The baby’s pancreas, stimulated by sugar from the mother, may produce extra insulin, resulting in low blood sugar at birth and an increased risk of breathing problems. These babies are also more likely to become obese children and diabetic adults.
In addition to an added risk of diabetes later in life, a woman with gestational diabetes can develop high blood pressure during pregnancy and may need a Caesarean section to deliver an overly large baby.
Women are at higher than average risk of gestational diabetes if they are overweight, older than 25, have a strong family history of diabetes, have had gestational diabetes during a prior pregnancy, have previously given birth to a baby weighing nine or more pounds, or have been told they are prediabetic, with blood sugar levels higher than normal. The risk is greater in African-American, Asian and Hispanic women than in Caucasians.
A pregnant woman is unlikely to know her blood sugar is running high unless she is tested. For those with risk factors, a screening test for blood sugar should be done at the first prenatal visit, Metzger said.
Women not at high risk for gestational diabetes should be tested between weeks 24 and 28 of pregnancy. In this screening test, now routine in prenatal care, the woman swallows a concentrated solution of glucose, and her blood sugar is measured an hour later.
If the result is abnormal, a fasting test for blood sugar is next. After about 14 hours of no food or drink other than sips of water, the woman is given another dose of glucose, and her blood levels are measured hourly for three hours. If those levels are abnormal on two or three measurements, the woman is said to have gestational diabetes, though some doctors think even one abnormal level is a bad sign.
STAYING ON TRACK
The treatment goal, as Bloustein was told, is to maintain a normal blood sugar level, and to keep the level as even as possible throughout the day.
The woman should follow a sensible meal plan consisting of three small, well-spaced meals and up to three snacks each day, and limit sweets and refined starches. She must know when and how much carbohydrate-rich food to consume, and her diet should include fiber-rich vegetables, fruits, dried beans and peas, and whole grains.
Regular physical exercise is also important. Daily walking and swimming are especially good in pregnancy.
If such self-help measures do not normalize blood sugar, the woman may also require insulin, which she can inject herself. In some cases, an oral medication, metformin, may be prescribed with or without insulin.
To be sure blood sugar levels stay on target, a woman should test herself via a finger prick and blood glucose monitor at regular times: when she wakes up, before meals, and an hour or two after meals.
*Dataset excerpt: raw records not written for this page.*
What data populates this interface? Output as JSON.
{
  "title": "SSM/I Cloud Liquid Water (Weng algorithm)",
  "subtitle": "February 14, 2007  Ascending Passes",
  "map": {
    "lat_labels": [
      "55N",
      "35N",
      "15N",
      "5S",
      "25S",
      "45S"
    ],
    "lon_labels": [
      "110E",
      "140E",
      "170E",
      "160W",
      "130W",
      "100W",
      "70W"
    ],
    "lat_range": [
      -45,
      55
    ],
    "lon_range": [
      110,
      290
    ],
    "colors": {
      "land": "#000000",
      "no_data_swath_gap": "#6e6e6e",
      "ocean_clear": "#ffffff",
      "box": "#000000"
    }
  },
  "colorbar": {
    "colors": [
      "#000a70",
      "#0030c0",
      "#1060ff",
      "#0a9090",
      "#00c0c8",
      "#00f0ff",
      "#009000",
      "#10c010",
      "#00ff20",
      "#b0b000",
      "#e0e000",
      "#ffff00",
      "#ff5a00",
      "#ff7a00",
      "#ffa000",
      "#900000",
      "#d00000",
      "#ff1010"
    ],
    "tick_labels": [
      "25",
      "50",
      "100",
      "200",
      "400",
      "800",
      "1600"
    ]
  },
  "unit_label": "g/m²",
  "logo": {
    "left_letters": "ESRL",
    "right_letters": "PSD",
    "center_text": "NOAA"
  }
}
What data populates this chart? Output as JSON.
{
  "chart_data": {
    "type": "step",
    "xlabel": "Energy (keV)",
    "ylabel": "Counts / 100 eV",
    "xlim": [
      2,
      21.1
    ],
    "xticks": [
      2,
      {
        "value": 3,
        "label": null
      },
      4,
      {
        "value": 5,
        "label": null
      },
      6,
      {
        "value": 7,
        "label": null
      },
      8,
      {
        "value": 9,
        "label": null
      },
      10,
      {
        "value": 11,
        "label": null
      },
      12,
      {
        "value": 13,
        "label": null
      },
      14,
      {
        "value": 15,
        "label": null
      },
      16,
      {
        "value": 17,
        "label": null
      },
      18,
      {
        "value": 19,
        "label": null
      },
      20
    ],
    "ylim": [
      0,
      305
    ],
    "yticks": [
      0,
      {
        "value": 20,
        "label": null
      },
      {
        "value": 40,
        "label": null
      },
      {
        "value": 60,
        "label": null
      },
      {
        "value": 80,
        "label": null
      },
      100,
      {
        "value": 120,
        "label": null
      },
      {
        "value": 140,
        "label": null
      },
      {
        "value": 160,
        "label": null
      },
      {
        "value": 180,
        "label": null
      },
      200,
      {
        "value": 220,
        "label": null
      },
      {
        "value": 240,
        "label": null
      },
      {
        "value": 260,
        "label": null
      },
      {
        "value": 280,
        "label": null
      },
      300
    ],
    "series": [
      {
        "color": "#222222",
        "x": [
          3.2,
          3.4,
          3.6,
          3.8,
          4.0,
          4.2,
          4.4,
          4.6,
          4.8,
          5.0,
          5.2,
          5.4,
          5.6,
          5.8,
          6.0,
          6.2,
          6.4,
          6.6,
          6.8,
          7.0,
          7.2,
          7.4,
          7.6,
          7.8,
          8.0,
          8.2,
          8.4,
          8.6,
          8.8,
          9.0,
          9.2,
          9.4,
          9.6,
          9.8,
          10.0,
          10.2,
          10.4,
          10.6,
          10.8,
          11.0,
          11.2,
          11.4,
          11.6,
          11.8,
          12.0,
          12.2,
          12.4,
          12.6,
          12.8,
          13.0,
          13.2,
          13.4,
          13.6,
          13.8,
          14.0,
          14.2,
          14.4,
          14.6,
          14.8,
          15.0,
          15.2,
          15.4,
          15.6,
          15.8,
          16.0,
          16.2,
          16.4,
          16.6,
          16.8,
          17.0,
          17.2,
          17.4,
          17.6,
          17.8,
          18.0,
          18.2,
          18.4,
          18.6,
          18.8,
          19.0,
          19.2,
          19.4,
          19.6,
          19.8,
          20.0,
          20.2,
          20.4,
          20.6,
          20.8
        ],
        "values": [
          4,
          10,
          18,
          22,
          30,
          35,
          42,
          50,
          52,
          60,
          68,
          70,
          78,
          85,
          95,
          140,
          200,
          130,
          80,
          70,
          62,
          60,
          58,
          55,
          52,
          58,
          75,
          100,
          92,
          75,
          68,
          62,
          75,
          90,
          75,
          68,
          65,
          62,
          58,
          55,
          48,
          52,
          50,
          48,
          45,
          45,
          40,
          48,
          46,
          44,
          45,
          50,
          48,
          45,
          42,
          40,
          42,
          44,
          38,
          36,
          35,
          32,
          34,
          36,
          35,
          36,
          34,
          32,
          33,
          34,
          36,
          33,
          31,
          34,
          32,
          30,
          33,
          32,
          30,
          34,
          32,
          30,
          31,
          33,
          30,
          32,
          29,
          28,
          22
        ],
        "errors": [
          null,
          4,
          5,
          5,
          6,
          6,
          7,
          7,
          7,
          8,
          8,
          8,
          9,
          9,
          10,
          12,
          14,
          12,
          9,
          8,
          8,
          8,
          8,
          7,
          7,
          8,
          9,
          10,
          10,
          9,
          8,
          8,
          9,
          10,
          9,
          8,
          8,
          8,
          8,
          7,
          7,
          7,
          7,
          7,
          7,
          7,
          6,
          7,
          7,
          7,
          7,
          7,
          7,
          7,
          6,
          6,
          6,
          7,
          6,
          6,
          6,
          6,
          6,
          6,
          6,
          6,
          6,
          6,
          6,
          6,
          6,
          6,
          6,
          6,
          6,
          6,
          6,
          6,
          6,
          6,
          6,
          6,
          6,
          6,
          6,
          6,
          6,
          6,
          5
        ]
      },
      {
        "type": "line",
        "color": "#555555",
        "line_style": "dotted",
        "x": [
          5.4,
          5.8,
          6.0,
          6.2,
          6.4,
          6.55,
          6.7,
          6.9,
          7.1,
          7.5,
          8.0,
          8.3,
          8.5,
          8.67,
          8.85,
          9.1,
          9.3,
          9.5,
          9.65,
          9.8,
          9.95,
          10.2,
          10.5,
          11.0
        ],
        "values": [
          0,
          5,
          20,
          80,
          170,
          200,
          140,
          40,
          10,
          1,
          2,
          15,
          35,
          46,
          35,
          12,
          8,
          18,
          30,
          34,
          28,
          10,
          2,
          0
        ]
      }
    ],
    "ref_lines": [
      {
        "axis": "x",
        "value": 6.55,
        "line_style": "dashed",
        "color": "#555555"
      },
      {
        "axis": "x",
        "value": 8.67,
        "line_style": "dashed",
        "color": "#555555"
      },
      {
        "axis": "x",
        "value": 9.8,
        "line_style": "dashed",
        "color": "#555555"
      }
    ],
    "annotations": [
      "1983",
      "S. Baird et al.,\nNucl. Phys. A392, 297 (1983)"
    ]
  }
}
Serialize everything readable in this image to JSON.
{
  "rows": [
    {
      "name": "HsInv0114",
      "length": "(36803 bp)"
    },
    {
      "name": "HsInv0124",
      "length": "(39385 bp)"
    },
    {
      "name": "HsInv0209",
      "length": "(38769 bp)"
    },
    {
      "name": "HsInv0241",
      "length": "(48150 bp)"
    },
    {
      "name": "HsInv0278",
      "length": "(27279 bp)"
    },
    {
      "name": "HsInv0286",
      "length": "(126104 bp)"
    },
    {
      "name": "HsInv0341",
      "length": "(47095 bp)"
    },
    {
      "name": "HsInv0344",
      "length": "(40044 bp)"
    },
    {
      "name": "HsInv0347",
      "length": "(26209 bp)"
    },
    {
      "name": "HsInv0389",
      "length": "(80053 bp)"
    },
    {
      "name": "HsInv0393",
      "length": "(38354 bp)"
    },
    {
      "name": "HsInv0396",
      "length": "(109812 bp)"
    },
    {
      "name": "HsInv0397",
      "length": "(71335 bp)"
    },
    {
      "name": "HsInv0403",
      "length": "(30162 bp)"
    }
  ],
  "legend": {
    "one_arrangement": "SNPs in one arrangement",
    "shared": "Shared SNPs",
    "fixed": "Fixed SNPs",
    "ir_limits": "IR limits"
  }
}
According to the National Institutes of Health, desirable blood sugar targets are 95 or less upon awakening, 140 or less an hour after meals, and 120 or less two hours after meals.
In 6 to 12 weeks after giving birth, a woman who has had gestational diabetes should be retested. And she should keep her own — and her child’s — weight down and be tested periodically for signs of diabetes as she ages.